A script that tracks when the newspaper IlPost publishes a word for the first time.
Running at: @ilPostDice. Largely inspired by the work of Max Bittker.
Il Post first said is essentially a single script which runs every two hours as a cron job on Github.
html_proc.py
parses an xml document. In this case https://www.ilpost.it/feed/
( sometimes https://rss.draghetti.it/ilpost.xml
, as it appears to be sometimes more reliable).
It opens the url of each new article, retrieves the text of the article, tokenizes each word and can: tweet the new words using utils/tweet.py
or add them to telegram via: utils/telegramBot.py
.
Each new word, its context, date and link are saved in a Mongo DB instance. For example:
{
_id: 6579651f1a28f773943e8448
word:"stsso"
context
"dei combustibili fossili, come ha detto lo stsso al Jaber.

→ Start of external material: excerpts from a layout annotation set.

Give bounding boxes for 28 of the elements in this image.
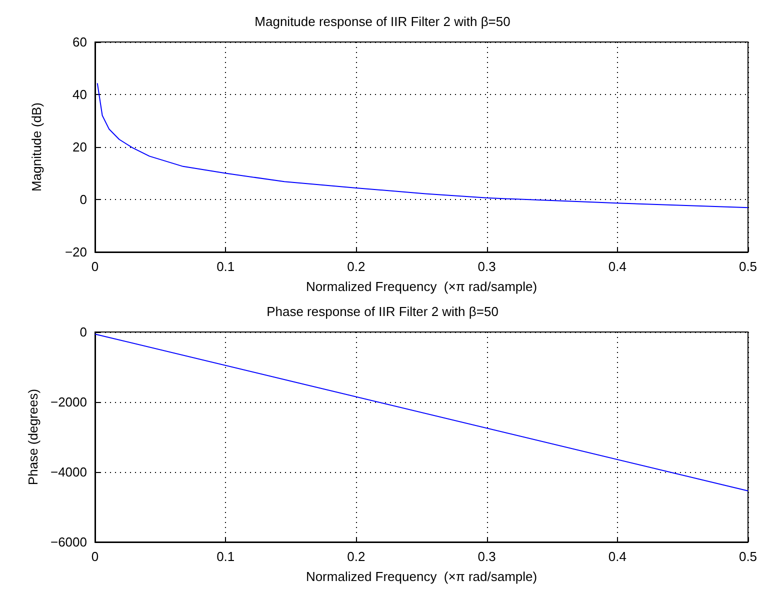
y-tick-label: −4000	[50, 464, 87, 480]
x-tick-label: 0.2	[347, 549, 366, 564]
y-tick-label: 0	[80, 192, 87, 207]
x-tick-label: 0.2	[347, 259, 366, 274]
y-tick-label: 40	[72, 87, 87, 102]
x-tick-label: 0.1	[216, 259, 235, 274]
x-tick-label: 0.3	[478, 259, 496, 274]
y-tick-label: 20	[72, 140, 87, 154]
y-tick-label: −2000	[50, 394, 87, 410]
x-tick-label: 0.1	[216, 549, 235, 564]
x-tick-label: 0.3	[478, 549, 496, 564]
x-axis-title: Normalized Frequency (×π rad/sample)	[306, 279, 538, 294]
x-tick-label: 0.5	[738, 549, 758, 564]
x-axis-title: Normalized Frequency (×π rad/sample)	[306, 569, 538, 584]
line-series	[96, 82, 748, 208]
y-tick-label: −6000	[50, 534, 87, 550]
y-tick-label: 0	[80, 324, 87, 340]
chart-title: Phase response of IIR Filter 2 with β=50	[266, 304, 498, 319]
y-tick-label: 60	[72, 34, 87, 50]
chart-title: Magnitude response of IIR Filter 2 with β=50	[254, 14, 510, 29]
y-axis-title: Magnitude (dB)	[29, 102, 44, 192]
x-tick-label: 0	[91, 259, 99, 274]
x-tick-label: 0	[91, 549, 99, 564]
x-tick-label: 0.5	[738, 259, 758, 274]
x-tick-label: 0.4	[608, 549, 626, 564]
x-tick-label: 0.4	[608, 259, 626, 274]
y-tick-label: −20	[64, 244, 87, 260]
y-axis-title: Phase (degrees)	[26, 388, 41, 486]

Al tempo stesso, però"
date_added:"2023-12-13T06:00:04.000000+0000"
url:"https://www.ilpost.it/2023/12/13/nuova-bozza-cop28/"
}
Install PIP requirements with pip install -r requirements.txt
.
Run html_proc.py
to launch the script.
On the visualization
branch a Sveltekit app visualizes the data over a timeline.
Install dependencies with npm install
(or pnpm install
or yarn
), start a development server:
npm run dev
# or start the server and open the app in a new browser tab
npm run dev -- --open
To create a production version:
npm run build
You can preview the production build with npm run preview
.
To deploy your app, you may need to install an adapter for your target environment.